Portanto, cientistas de diferentes países há muito tentam criar um híbrido de sistemas eletrônicos e seres vivos. Esses "robôs" podem ser extremamente úteis em algumas situações. Uma dessas situações foi mostrada em O Quinto Elemento, se você se lembra. Aqui está uma foto deste filme.
E não são apenas projetos fantásticos, os especialistas conseguiram algum sucesso. Os insetos, em princípio, já podem ser usados para explorar alguns cantos isolados onde não é fácil para uma pessoa chegar. Ainda existem muitos problemas que impedem a criação de um "inseto bot" completo, mas esses problemas estão sendo resolvidos gradualmente.
Cientistas da Universidade Tecnológica de Nanyang, liderados por Xiaodong Chen, criaram um protótipo de um dendrobô. A saber - uma parte de uma armadilha de Vênus com controle externo. O elemento que se tornou um "ciborgue" é apenas a armadilha da planta, as próprias duas metades que se abrem em seu estado normal e desmoronam quando a presa vagueia descuidadamente sobre a superfície das folhas cobertas de pelos sensíveis.
Vale lembrar que a armadilha de Vênus pode contar, como mencionado acima. A armadilha só fecha após dois toques da vítima nos cabelos. Se ocorrerem mais três toques, as enzimas digestivas começam a ser liberadas. Se esses toques não estiverem presentes, a pasta será aberta. A base de tudo são as reações eletroquímicas que ocorrem na folha.
Os cientistas decidiram simular uma situação em que a folha bate. Eles desenvolveram um esquema de estimulação elétrica para a planta, que permite enganar o papa-moscas. Ela bate o lençol quando os eletrodos atuam na armadilha. Cada um deles (há quatro eletrodos no total) é preso do lado de fora da folha. Eles consistem em uma camada de polidimetilsiloxano. Ele atua como um substrato. Há também uma base - uma malha dos mais finos fios condutores de eletricidade, além de uma camada de hidrogel, que garante o contato confiável dos eletrodos com a superfície da folha.

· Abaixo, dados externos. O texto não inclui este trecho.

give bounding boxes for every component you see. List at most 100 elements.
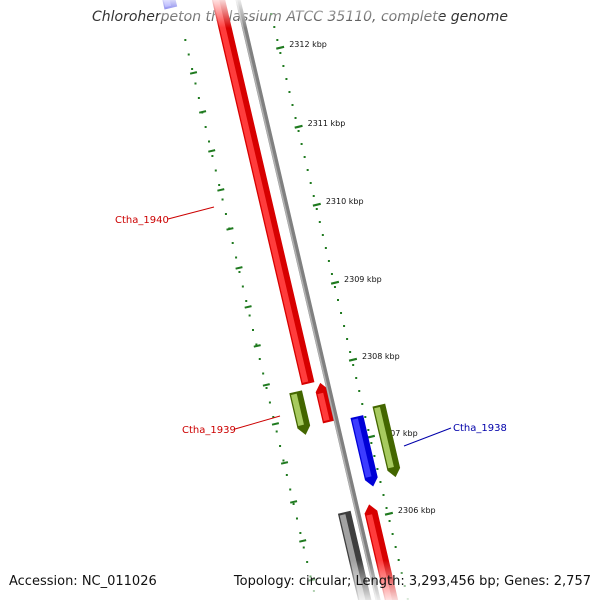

Como se constatou, o trap é disparado em uma tensão de limiar de 1,5 V. Depois disso, um potencial de ação é formado. O tempo mínimo entre a ocorrência de dois potenciais de ação é de 1,2 segundos. Depois de algum tempo, os especialistas descobriram que um sinal periódico com perfil retangular fornece máxima precisão e velocidade de criação de potenciais de ação.
Infelizmente, até agora tudo isso funciona apenas com base em uma folha de armadilha cortada. A equipe do projeto desenvolveu três protótipos de "captura cibernética":
- O primeiro é uma folha e um microcontrolador ESP8266 conectado com suporte para Wi-Fi. Quando você pressiona um botão no smartphone, o sinal é transmitido para o microcontrolador. Este estimula a folha com um sinal elétrico e a armadilha se fecha.
- O segundo é um manipulador com parte basculante, no final da qual existe uma armadilha. Na verdade, este é um elevador em miniatura.
- O terceiro é uma armadilha para alvos móveis. No modelo, é um pequeno peso em uma corda.
Os especialistas publicaram os resultados de seu trabalho na revista científica Nature.
By the way, um fato interessante - todas as plantas com folhas armadilha têm um ancestral comum. Esta é uma planta que não caça para comida animal. Mas em seu genoma havia algumas regiões que eram usadas para encontrar e assimilar nutrientes não apenas pelas raízes, mas também pelas folhas, então essas regiões mais tarde evoluíram para outra coisa. Um mecanismo semelhante foi desenvolvido em plantas predatórias que cultivam armadilhas de nenúfar sem elementos que respondam ativamente à presa.